BY JAMES L. ROSICA
Published: April 14, 2014 | Updated: April 14, 2014 at 07:06 PM
TALLAHASSEE — With two work weeks left in Florida’s legislative session, lawmakers have passed just one measure related to creating or widening loopholes in the state’s “sunshine” laws but they are close to passing more than a dozen others.
The bill approved so far (HB 177) expands an existing exemption for phone card providers’ “confidential business information” when given for state tax purposes.
Several others have been passed by one chamber and are awaiting approval in another.
One would make secret any email addresses used by tax collectors to send paperless tax notices (SB 538). Another would shroud the identities of people applying to be president, provost or dean of a state university or college (HB 135).
“We could conceivably get two dozen exemptions or close to it,” said Barbara A. Petersen, president of The First Amendment Foundation, an open government watchdog. “That would be a record.”
Her group is neutral on many of the proposed exemptions, but she worries about their cumulative effect on the state’s open records law, widely considered the best in the nation.
In 1985, there were 250 exemptions to the state’s public records and open meetings statutes, also known as sunshine laws.
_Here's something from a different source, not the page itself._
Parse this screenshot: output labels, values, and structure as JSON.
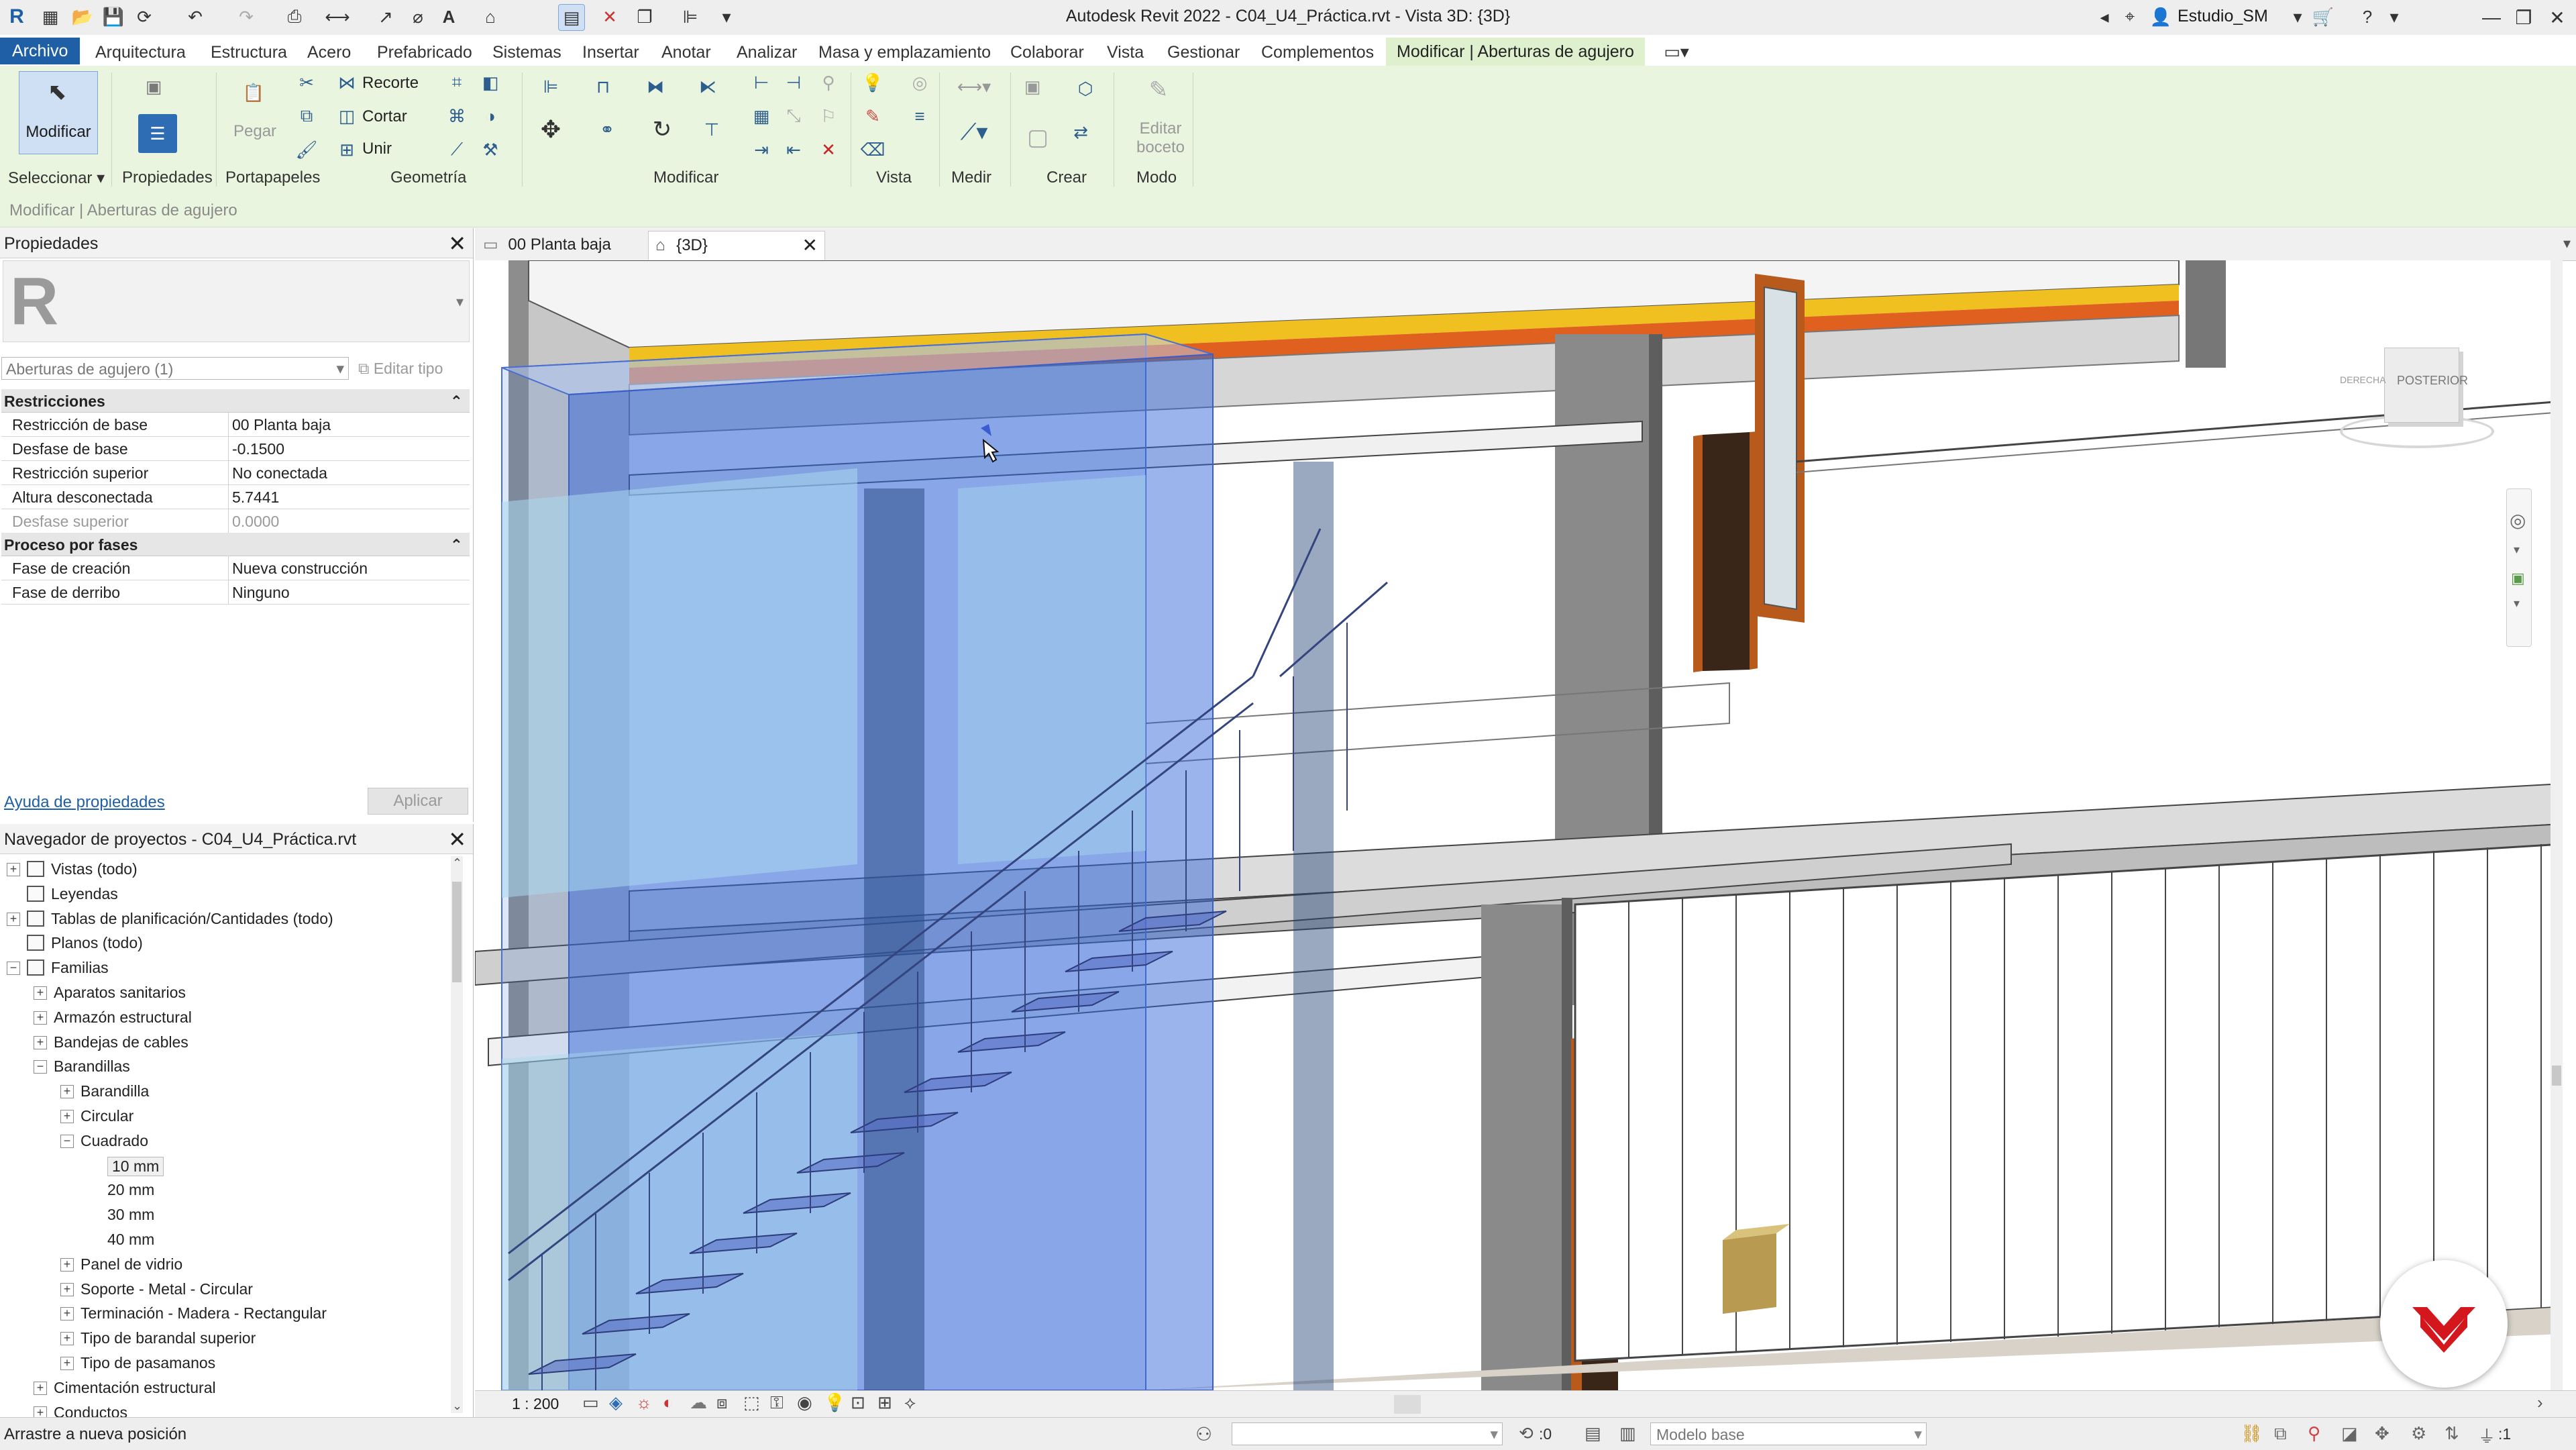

Now there are 1,100, Petersen said.
“Every time you create an exemption, you’re chipping away at the constitutional right of access,” she said.
The Legislature is taking a break this week for Passover and Holy Week and will resume business, including work on the state budget, next week through the end of the session on May 2.
Meantime, lawmakers have advanced bills that would put more information into the public domain.
The Senate unanimously passed a measure (SB 1194) that would create new reporting and transparency requirements for outside organizations, such as the Florida Beef Council, that support the work of state government.
But a major open-government overhaul (HB 1151) has stalled in the House, while a companion (SB 1648) passed the Senate.
Here are highlights of what the measure would do.
♦ Allow a public records request to be made over the phone unless there’s a specific requirement already in law that it be written for certain kinds of records.
♦ Provide that a fee charged for “a voluminous or complicated public records request” be limited to the cost of the lowest-paid workers who can fulfill the request.
♦ Require state agencies to train their employees on Florida’s public records laws.
Scott Dudley, legislative affairs director for the Florida League of Cities, said his group had wanted some of the language clarified, particularly as to who should receive records law training.
“When we get to where we’re going on that, we’ll be 100 percent behind it,” he said.
Petersen said not all employees need the same training, but a security guard, for instance, “needs to know who to call if he’s handed a public records request.”
She also said many of the statements of public necessity included in this year’s exemption bills are “based on conjecture.”
The necessity to keep secret the names of college president applicants is one example.
“Many, if not most, applicants for such a position are currently employed at another job … and could jeopardize their current positions if it were to become known that they were seeking employment elsewhere,” the bill says.
An exemption is “needed to ensure that a search committee can avail itself of the most experienced and desirable pool of qualified applicants.”
Petersen said Florida’s universities already have had great success hiring their leaders while working in the sunshine.
“The Legislature just needs to take a harder look at what they’re doing,” she said. “Every year, they try to create more exceptions, but no one is rushing to make our public records law any better.”